Mechanical test group
The group of mechanical tests is equipped with universal electromechanical machines with a force of 100 kN: Instron 1185, Schenck Trebel RMC100, 1958-U10-1; Schenck Hydropuls PSA electro-hydraulic machine with a force of 100 kN; a machine for testing metals for creep and long-term strength 2147 P-30/1000 and a Schenck Trebel RPSW 150/300. This equipment makes it possible to conduct research at a high scientific and methodological level under various types of loading at room and elevated temperatures.
X-ray structural analysis group
The group of X-ray structural analysis solves the problems of qualitative and quantitative phase analysis of metallic materials, precision determination of the crystal lattice parameters, determination of the parameters of the fine structure of polycrystals (the average size of coherent scattering regions and rms relative microstrain), measurement of the texture of materials by the method of constructing inverse and direct pole figures. The laboratory is equipped with a general-purpose X-ray diffractometer: DRON-4 with an automated attachment for recording straight pole figures, DRON-4-07 with hardware and software complexes for controlling the diffractometer and recording measurement results.

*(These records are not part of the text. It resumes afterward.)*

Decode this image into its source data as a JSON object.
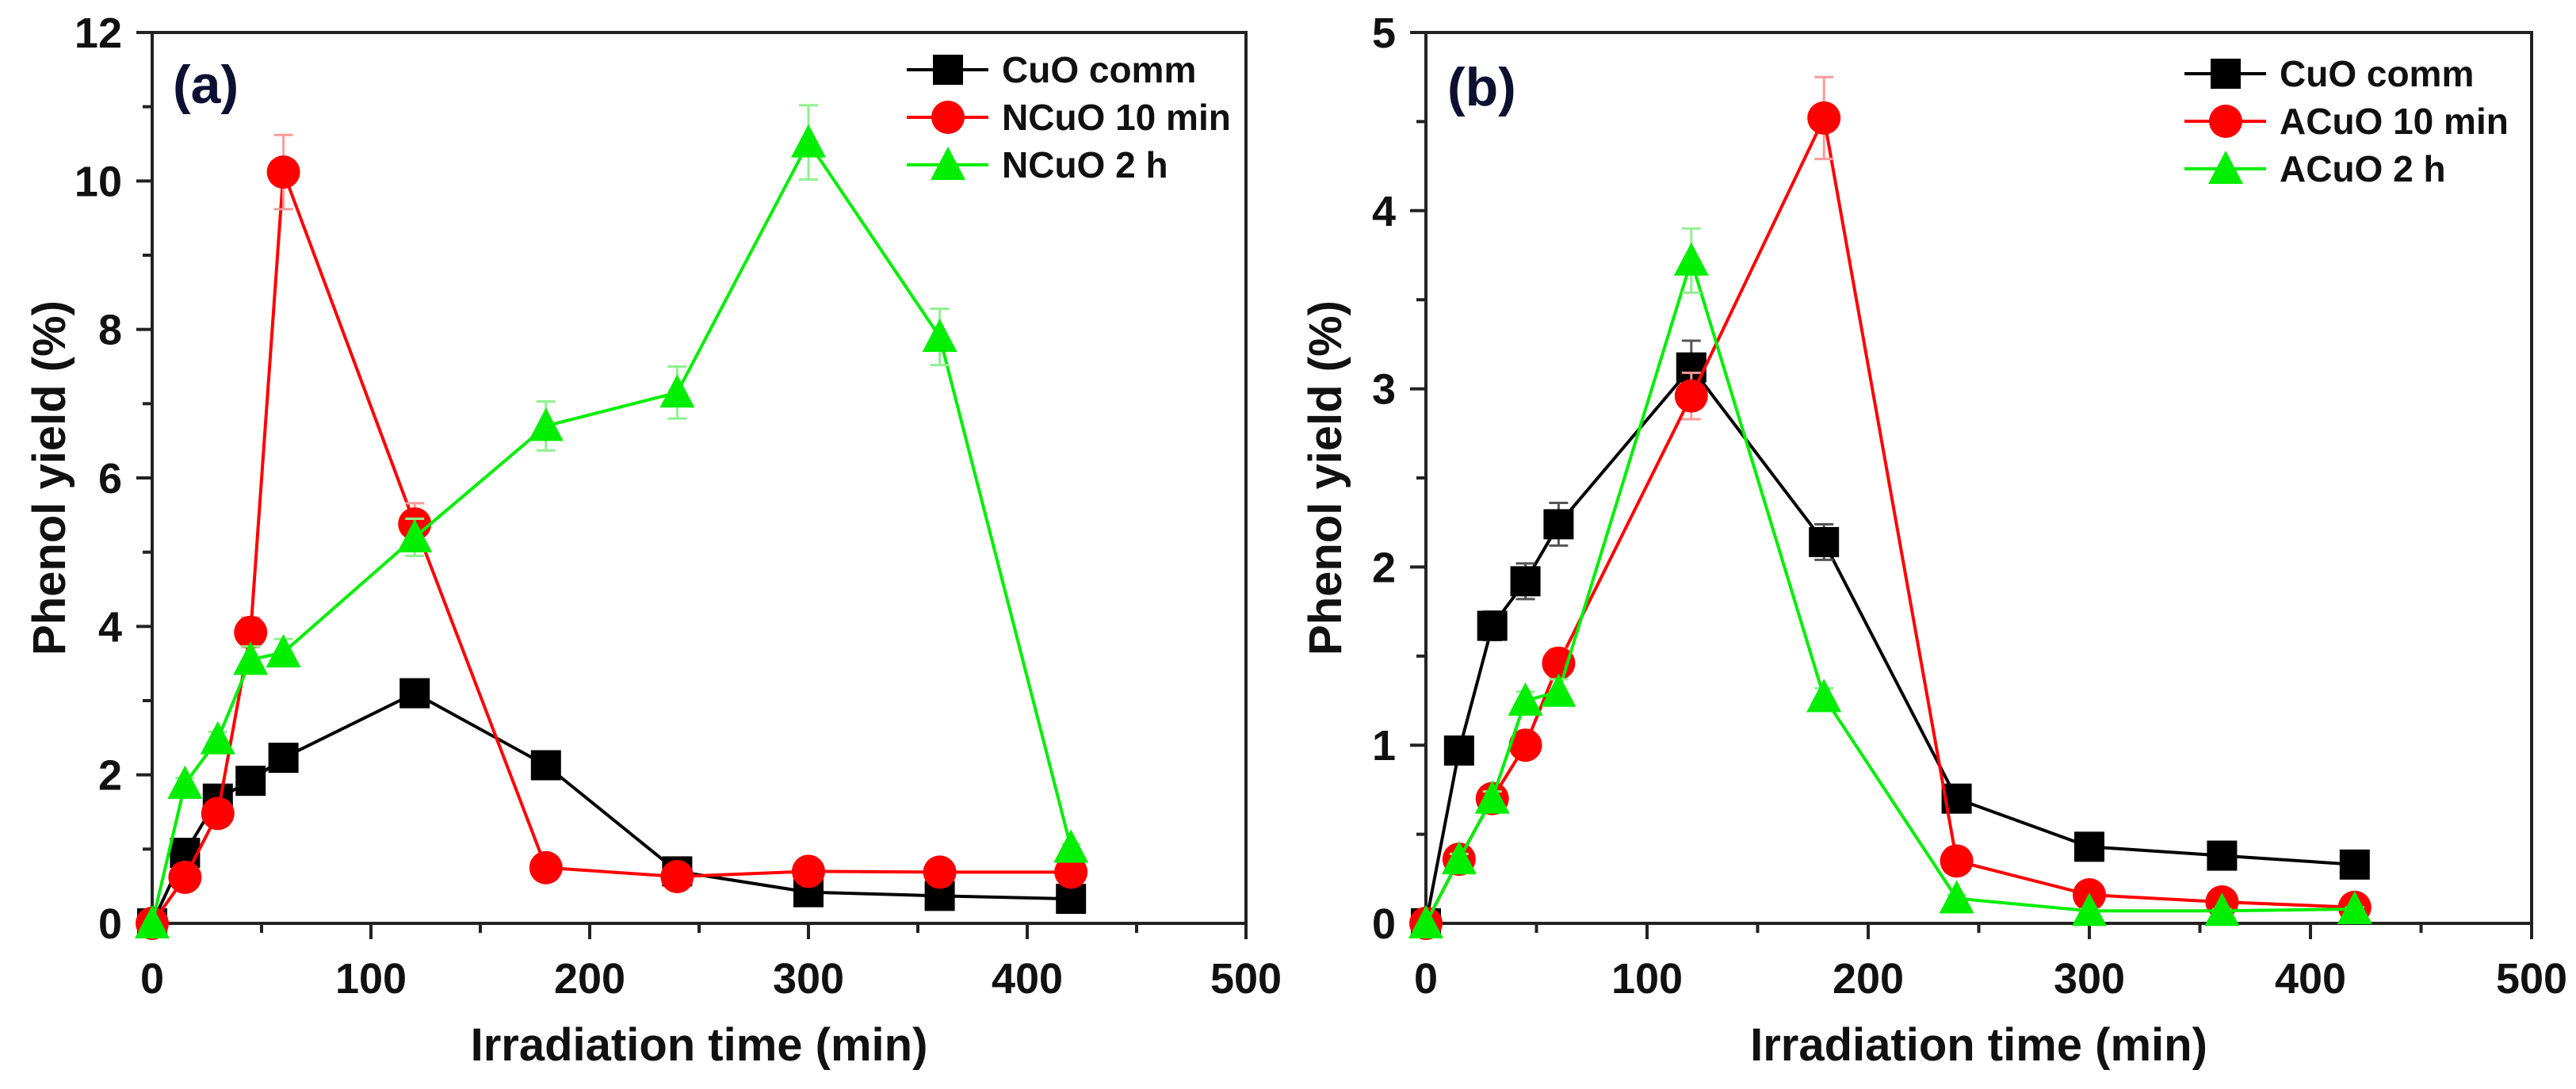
{
  "chart_data": [
    {
      "type": "line",
      "panel_label": "(a)",
      "xlabel": "Irradiation time (min)",
      "ylabel": "Phenol yield (%)",
      "xlim": [
        0,
        500
      ],
      "ylim": [
        0,
        12
      ],
      "xticks": [
        0,
        100,
        200,
        300,
        400,
        500
      ],
      "yticks": [
        0,
        2,
        4,
        6,
        8,
        10,
        12
      ],
      "legend_position": "top-right",
      "x": [
        0,
        15,
        30,
        45,
        60,
        120,
        180,
        240,
        300,
        360,
        420
      ],
      "series": [
        {
          "name": "CuO comm",
          "color": "#000000",
          "marker": "square",
          "values": [
            0,
            0.95,
            1.68,
            1.92,
            2.23,
            3.1,
            2.13,
            0.7,
            0.42,
            0.37,
            0.33
          ],
          "errors": [
            0,
            0.05,
            0.08,
            0.08,
            0.1,
            0.15,
            0.1,
            0.05,
            0.04,
            0.04,
            0.03
          ]
        },
        {
          "name": "NCuO 10 min",
          "color": "#ff0000",
          "marker": "circle",
          "values": [
            0,
            0.62,
            1.48,
            3.92,
            10.12,
            5.38,
            0.75,
            0.63,
            0.7,
            0.69,
            0.69
          ],
          "errors": [
            0,
            0.05,
            0.1,
            0.2,
            0.5,
            0.28,
            0.05,
            0.05,
            0.05,
            0.05,
            0.05
          ]
        },
        {
          "name": "NCuO 2 h",
          "color": "#00ee00",
          "marker": "triangle",
          "values": [
            0,
            1.88,
            2.48,
            3.55,
            3.65,
            5.2,
            6.7,
            7.15,
            10.52,
            7.9,
            1.02
          ],
          "errors": [
            0,
            0.08,
            0.1,
            0.18,
            0.18,
            0.25,
            0.33,
            0.35,
            0.5,
            0.38,
            0.05
          ]
        }
      ]
    },
    {
      "type": "line",
      "panel_label": "(b)",
      "xlabel": "Irradiation time (min)",
      "ylabel": "Phenol yield (%)",
      "xlim": [
        0,
        500
      ],
      "ylim": [
        0,
        5
      ],
      "xticks": [
        0,
        100,
        200,
        300,
        400,
        500
      ],
      "yticks": [
        0,
        1,
        2,
        3,
        4,
        5
      ],
      "legend_position": "top-right",
      "x": [
        0,
        15,
        30,
        45,
        60,
        120,
        180,
        240,
        300,
        360,
        420
      ],
      "series": [
        {
          "name": "CuO comm",
          "color": "#000000",
          "marker": "square",
          "values": [
            0,
            0.97,
            1.67,
            1.92,
            2.24,
            3.12,
            2.14,
            0.7,
            0.43,
            0.38,
            0.33
          ],
          "errors": [
            0,
            0.04,
            0.08,
            0.1,
            0.12,
            0.15,
            0.1,
            0.03,
            0.03,
            0.02,
            0.02
          ]
        },
        {
          "name": "ACuO 10 min",
          "color": "#ff0000",
          "marker": "circle",
          "values": [
            0,
            0.36,
            0.7,
            1.0,
            1.46,
            2.96,
            4.52,
            0.35,
            0.16,
            0.12,
            0.09
          ],
          "errors": [
            0,
            0.03,
            0.04,
            0.05,
            0.08,
            0.13,
            0.23,
            0.03,
            0.02,
            0.02,
            0.02
          ]
        },
        {
          "name": "ACuO 2 h",
          "color": "#00ee00",
          "marker": "triangle",
          "values": [
            0,
            0.36,
            0.7,
            1.25,
            1.3,
            3.72,
            1.27,
            0.14,
            0.07,
            0.07,
            0.08
          ],
          "errors": [
            0,
            0.03,
            0.04,
            0.05,
            0.07,
            0.18,
            0.05,
            0.02,
            0.01,
            0.01,
            0.01
          ]
        }
      ]
    }
  ]
}
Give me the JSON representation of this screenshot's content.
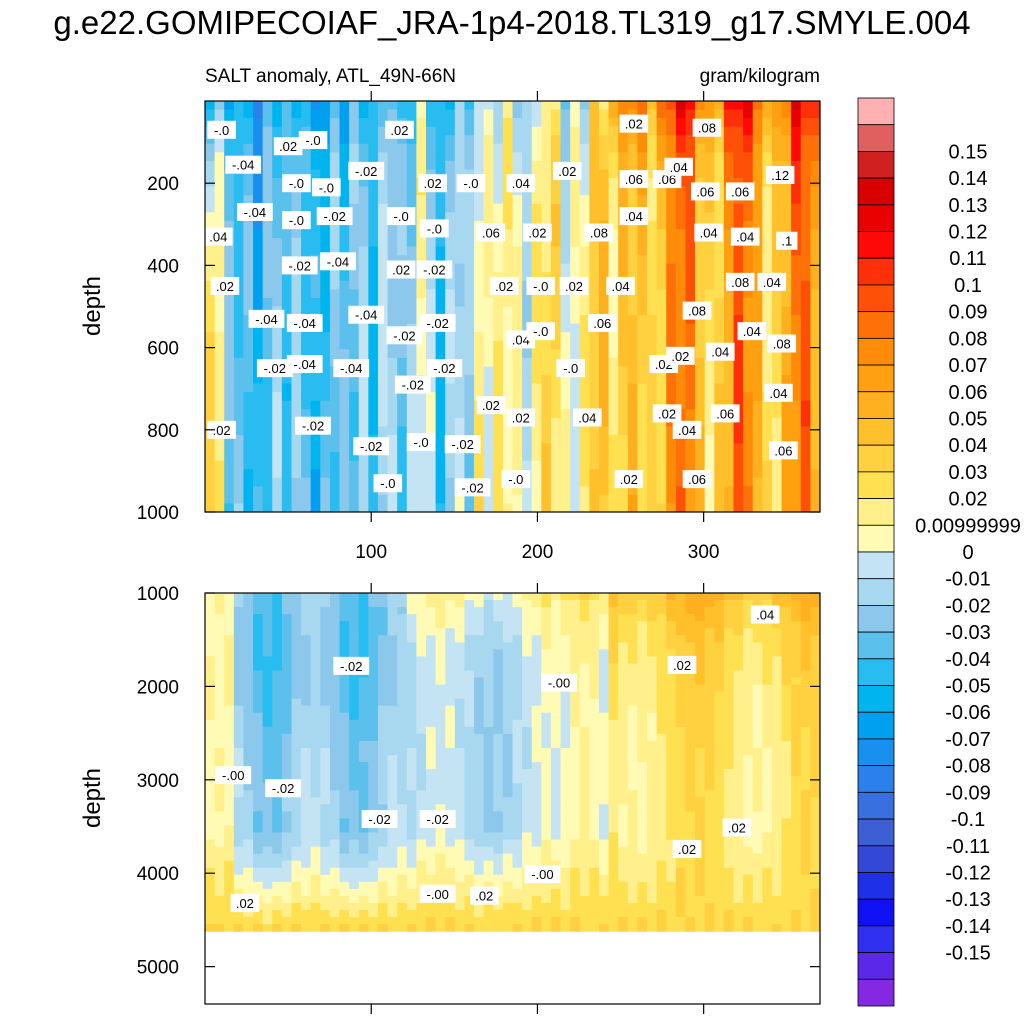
{
  "title": "g.e22.GOMIPECOIAF_JRA-1p4-2018.TL319_g17.SMYLE.004",
  "subtitle_left": "SALT anomaly, ATL_49N-66N",
  "subtitle_right": "gram/kilogram",
  "colors": {
    "neg": [
      "#c4e4f4",
      "#a8d8f0",
      "#8cc8ec",
      "#5cc0ec",
      "#28bcf0",
      "#00b4f0",
      "#00a0f0",
      "#1890f0",
      "#2c80ec",
      "#3870e0",
      "#3c60d4",
      "#3448d8",
      "#2030e8",
      "#1010f4",
      "#3030f0",
      "#5c28e8",
      "#8428e4"
    ],
    "pos": [
      "#fffab4",
      "#fff08c",
      "#ffe050",
      "#ffd040",
      "#ffc02c",
      "#ffb020",
      "#ffa010",
      "#ff8c08",
      "#ff7008",
      "#ff5008",
      "#ff3008",
      "#ff0808",
      "#e80000",
      "#d80000",
      "#d02020",
      "#e06060",
      "#ffb0b0"
    ]
  },
  "chart_data": [
    {
      "type": "heatmap",
      "panel": "upper",
      "subtitle_left": "SALT anomaly, ATL_49N-66N",
      "subtitle_right": "gram/kilogram",
      "ylabel": "depth",
      "ylim": [
        0,
        1000
      ],
      "xlim": [
        0,
        370
      ],
      "yticks": [
        200,
        400,
        600,
        800,
        1000
      ],
      "xticks": [
        100,
        200,
        300
      ],
      "contour_labels": [
        {
          "x": 10,
          "y": 70,
          "t": "-.0"
        },
        {
          "x": 23,
          "y": 155,
          "t": "-.04"
        },
        {
          "x": 30,
          "y": 270,
          "t": "-.04"
        },
        {
          "x": 8,
          "y": 330,
          "t": ".04"
        },
        {
          "x": 12,
          "y": 450,
          "t": ".02"
        },
        {
          "x": 37,
          "y": 530,
          "t": "-.04"
        },
        {
          "x": 42,
          "y": 650,
          "t": "-.02"
        },
        {
          "x": 10,
          "y": 800,
          "t": ".02"
        },
        {
          "x": 50,
          "y": 110,
          "t": ".02"
        },
        {
          "x": 55,
          "y": 200,
          "t": "-.0"
        },
        {
          "x": 55,
          "y": 290,
          "t": "-.0"
        },
        {
          "x": 57,
          "y": 400,
          "t": "-.02"
        },
        {
          "x": 60,
          "y": 540,
          "t": "-.04"
        },
        {
          "x": 60,
          "y": 640,
          "t": "-.04"
        },
        {
          "x": 65,
          "y": 95,
          "t": "-.0"
        },
        {
          "x": 73,
          "y": 210,
          "t": "-.0"
        },
        {
          "x": 78,
          "y": 280,
          "t": "-.02"
        },
        {
          "x": 80,
          "y": 390,
          "t": "-.04"
        },
        {
          "x": 65,
          "y": 790,
          "t": "-.02"
        },
        {
          "x": 88,
          "y": 650,
          "t": "-.04"
        },
        {
          "x": 97,
          "y": 170,
          "t": "-.02"
        },
        {
          "x": 97,
          "y": 520,
          "t": "-.04"
        },
        {
          "x": 117,
          "y": 70,
          "t": ".02"
        },
        {
          "x": 118,
          "y": 280,
          "t": "-.0"
        },
        {
          "x": 118,
          "y": 410,
          "t": ".02"
        },
        {
          "x": 120,
          "y": 570,
          "t": "-.02"
        },
        {
          "x": 125,
          "y": 690,
          "t": "-.02"
        },
        {
          "x": 100,
          "y": 840,
          "t": "-.02"
        },
        {
          "x": 130,
          "y": 830,
          "t": "-.0"
        },
        {
          "x": 110,
          "y": 930,
          "t": "-.0"
        },
        {
          "x": 137,
          "y": 200,
          "t": ".02"
        },
        {
          "x": 138,
          "y": 310,
          "t": "-.0"
        },
        {
          "x": 138,
          "y": 410,
          "t": "-.02"
        },
        {
          "x": 140,
          "y": 540,
          "t": "-.02"
        },
        {
          "x": 144,
          "y": 650,
          "t": "-.02"
        },
        {
          "x": 155,
          "y": 835,
          "t": "-.02"
        },
        {
          "x": 161,
          "y": 940,
          "t": "-.02"
        },
        {
          "x": 160,
          "y": 200,
          "t": "-.0"
        },
        {
          "x": 172,
          "y": 320,
          "t": ".06"
        },
        {
          "x": 172,
          "y": 740,
          "t": ".02"
        },
        {
          "x": 180,
          "y": 450,
          "t": ".02"
        },
        {
          "x": 190,
          "y": 200,
          "t": ".04"
        },
        {
          "x": 190,
          "y": 580,
          "t": ".04"
        },
        {
          "x": 190,
          "y": 770,
          "t": ".02"
        },
        {
          "x": 200,
          "y": 320,
          "t": ".02"
        },
        {
          "x": 202,
          "y": 450,
          "t": "-.0"
        },
        {
          "x": 202,
          "y": 560,
          "t": "-.0"
        },
        {
          "x": 187,
          "y": 920,
          "t": "-.0"
        },
        {
          "x": 218,
          "y": 170,
          "t": ".02"
        },
        {
          "x": 222,
          "y": 450,
          "t": ".02"
        },
        {
          "x": 220,
          "y": 650,
          "t": "-.0"
        },
        {
          "x": 230,
          "y": 770,
          "t": ".04"
        },
        {
          "x": 237,
          "y": 320,
          "t": ".08"
        },
        {
          "x": 239,
          "y": 540,
          "t": ".06"
        },
        {
          "x": 250,
          "y": 450,
          "t": ".04"
        },
        {
          "x": 258,
          "y": 190,
          "t": ".06"
        },
        {
          "x": 258,
          "y": 280,
          "t": ".04"
        },
        {
          "x": 255,
          "y": 920,
          "t": ".02"
        },
        {
          "x": 258,
          "y": 55,
          "t": ".02"
        },
        {
          "x": 278,
          "y": 190,
          "t": ".06"
        },
        {
          "x": 276,
          "y": 640,
          "t": ".02"
        },
        {
          "x": 278,
          "y": 760,
          "t": ".02"
        },
        {
          "x": 285,
          "y": 160,
          "t": ".04"
        },
        {
          "x": 286,
          "y": 620,
          "t": ".02"
        },
        {
          "x": 290,
          "y": 800,
          "t": ".04"
        },
        {
          "x": 296,
          "y": 510,
          "t": ".08"
        },
        {
          "x": 296,
          "y": 920,
          "t": ".06"
        },
        {
          "x": 302,
          "y": 65,
          "t": ".08"
        },
        {
          "x": 301,
          "y": 220,
          "t": ".06"
        },
        {
          "x": 303,
          "y": 320,
          "t": ".04"
        },
        {
          "x": 310,
          "y": 610,
          "t": ".04"
        },
        {
          "x": 313,
          "y": 760,
          "t": ".06"
        },
        {
          "x": 322,
          "y": 440,
          "t": ".08"
        },
        {
          "x": 322,
          "y": 220,
          "t": ".06"
        },
        {
          "x": 325,
          "y": 330,
          "t": ".04"
        },
        {
          "x": 329,
          "y": 560,
          "t": ".04"
        },
        {
          "x": 341,
          "y": 440,
          "t": ".04"
        },
        {
          "x": 346,
          "y": 180,
          "t": ".12"
        },
        {
          "x": 347,
          "y": 590,
          "t": ".08"
        },
        {
          "x": 345,
          "y": 710,
          "t": ".04"
        },
        {
          "x": 350,
          "y": 340,
          "t": ".1"
        },
        {
          "x": 348,
          "y": 850,
          "t": ".06"
        }
      ]
    },
    {
      "type": "heatmap",
      "panel": "lower",
      "ylabel": "depth",
      "ylim": [
        1000,
        5400
      ],
      "xlim": [
        0,
        370
      ],
      "yticks": [
        1000,
        2000,
        3000,
        4000,
        5000
      ],
      "xticks": [
        100,
        200,
        300
      ],
      "data_bottom_depth": 4620,
      "contour_labels": [
        {
          "x": 88,
          "y": 1780,
          "t": "-.02"
        },
        {
          "x": 17,
          "y": 2950,
          "t": "-.00"
        },
        {
          "x": 47,
          "y": 3090,
          "t": "-.02"
        },
        {
          "x": 105,
          "y": 3420,
          "t": "-.02"
        },
        {
          "x": 140,
          "y": 3420,
          "t": "-.02"
        },
        {
          "x": 140,
          "y": 4220,
          "t": "-.00"
        },
        {
          "x": 168,
          "y": 4240,
          "t": ".02"
        },
        {
          "x": 213,
          "y": 1960,
          "t": "-.00"
        },
        {
          "x": 203,
          "y": 4010,
          "t": "-.00"
        },
        {
          "x": 287,
          "y": 1770,
          "t": ".02"
        },
        {
          "x": 337,
          "y": 1230,
          "t": ".04"
        },
        {
          "x": 320,
          "y": 3510,
          "t": ".02"
        },
        {
          "x": 290,
          "y": 3740,
          "t": ".02"
        },
        {
          "x": 24,
          "y": 4320,
          "t": ".02"
        }
      ]
    },
    {
      "type": "colorbar",
      "levels": [
        "0.15",
        "0.14",
        "0.13",
        "0.12",
        "0.11",
        "0.1",
        "0.09",
        "0.08",
        "0.07",
        "0.06",
        "0.05",
        "0.04",
        "0.03",
        "0.02",
        "0.00999999",
        "0",
        "-0.01",
        "-0.02",
        "-0.03",
        "-0.04",
        "-0.05",
        "-0.06",
        "-0.07",
        "-0.08",
        "-0.09",
        "-0.1",
        "-0.11",
        "-0.12",
        "-0.13",
        "-0.14",
        "-0.15"
      ]
    }
  ]
}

Group of electron microscopic researches
The group of electron microscopic researches solves the problems of analytical and quantitative microscopy, local elemental analysis, crystallographic analysis in microregions. It has two transmission electron microscopes JEM-2000EX from JEOL (Japan), scanning electron microscopes JSM-840A and JXA-6400. These microscopes are equipped with an X-ray dispersive and wave spectrometer for bulk samples (SERIES II by Noran) and thin foils (INKA ENERGY TEM 200 by Oxfords Instruments), a system for analyzing the crystallographic structure of bulk polycrystalline samples by the method of electron backscattering (EBSD) (INKA CRYSTAL 300 from Oxfords Instruments).